Statt in eine neue Zukunft wollen manche Chilenen lieber wieder zurück in die Vergangenheit - und niemand steht mehr für sie als Kast. Der überzeugte Katholik ist gegen die gleichgeschlechtliche Ehe und Abtreibung, gegen Immigranten und absolute Gleichberechtigung. Er verbreitet all diese Botschaften vor allem über die sozialen Netzwerke: Auf Twitter werden seine Parolen verschlagwortet und zehntausendfach geteilt, #atrevete und #TodoVaEstarBien, trau dich und alles wird gut. Dazu gibt er auf Tiktok den sympathischen Spaßvogel, mit Laserschwert in der Hand, mit Witzchen und Tänzchen. Es sind Formeln, mit denen auch schon andere rechts-populistische Politiker in der Region Erfolg hatten, angefangen bei Jair Bolsonaro in Brasilien bis hin zu Nayib Bukele in El Salvador.

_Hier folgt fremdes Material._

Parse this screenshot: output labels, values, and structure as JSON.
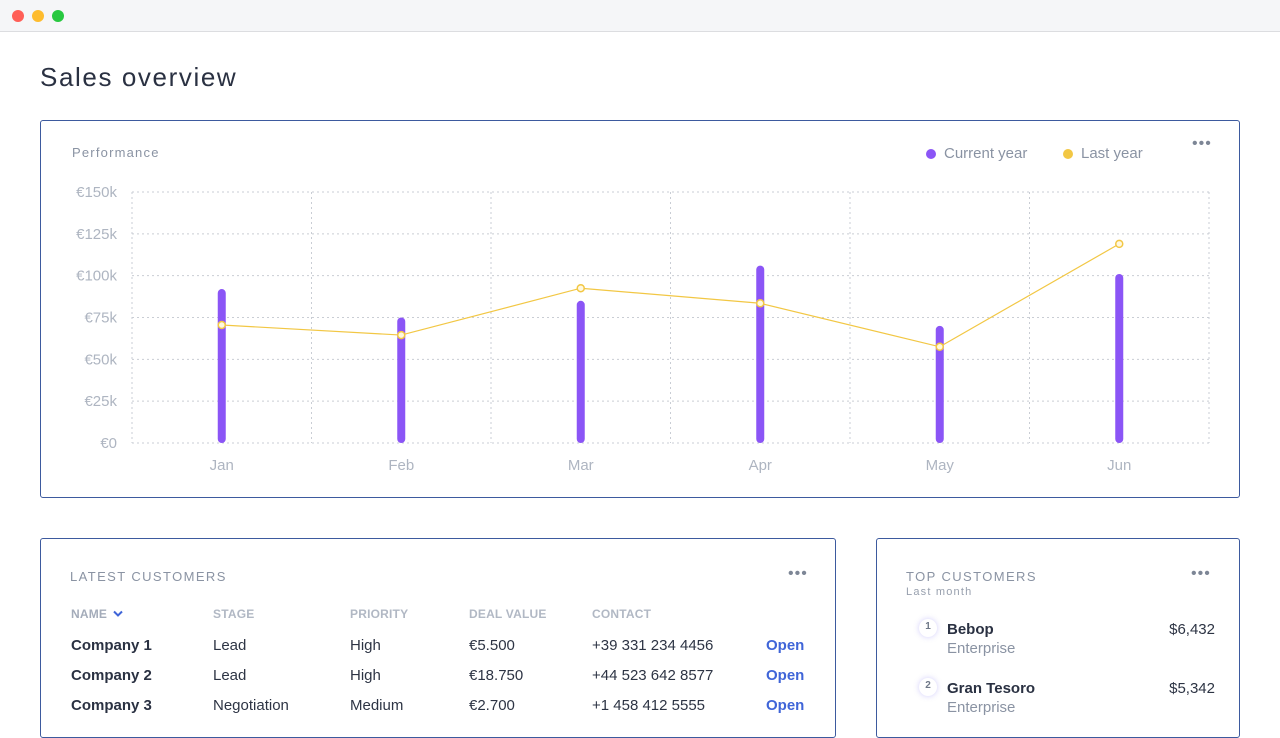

Am Ende wird es für Kast bei den Wahlen am Sonntag aber wohl dennoch nicht für eine absolute Mehrheit reichen. Er wird in die Stichwahl müssen, vermutlich gegen Boric, den jungen Kandidaten der Linken. Für Chile wäre das nicht weniger als eine Richtungsentscheidung, manche sprechen sogar von der wichtigsten Wahl seit dem Ende der Diktatur. Und klar ist: Jede Stimme zählt.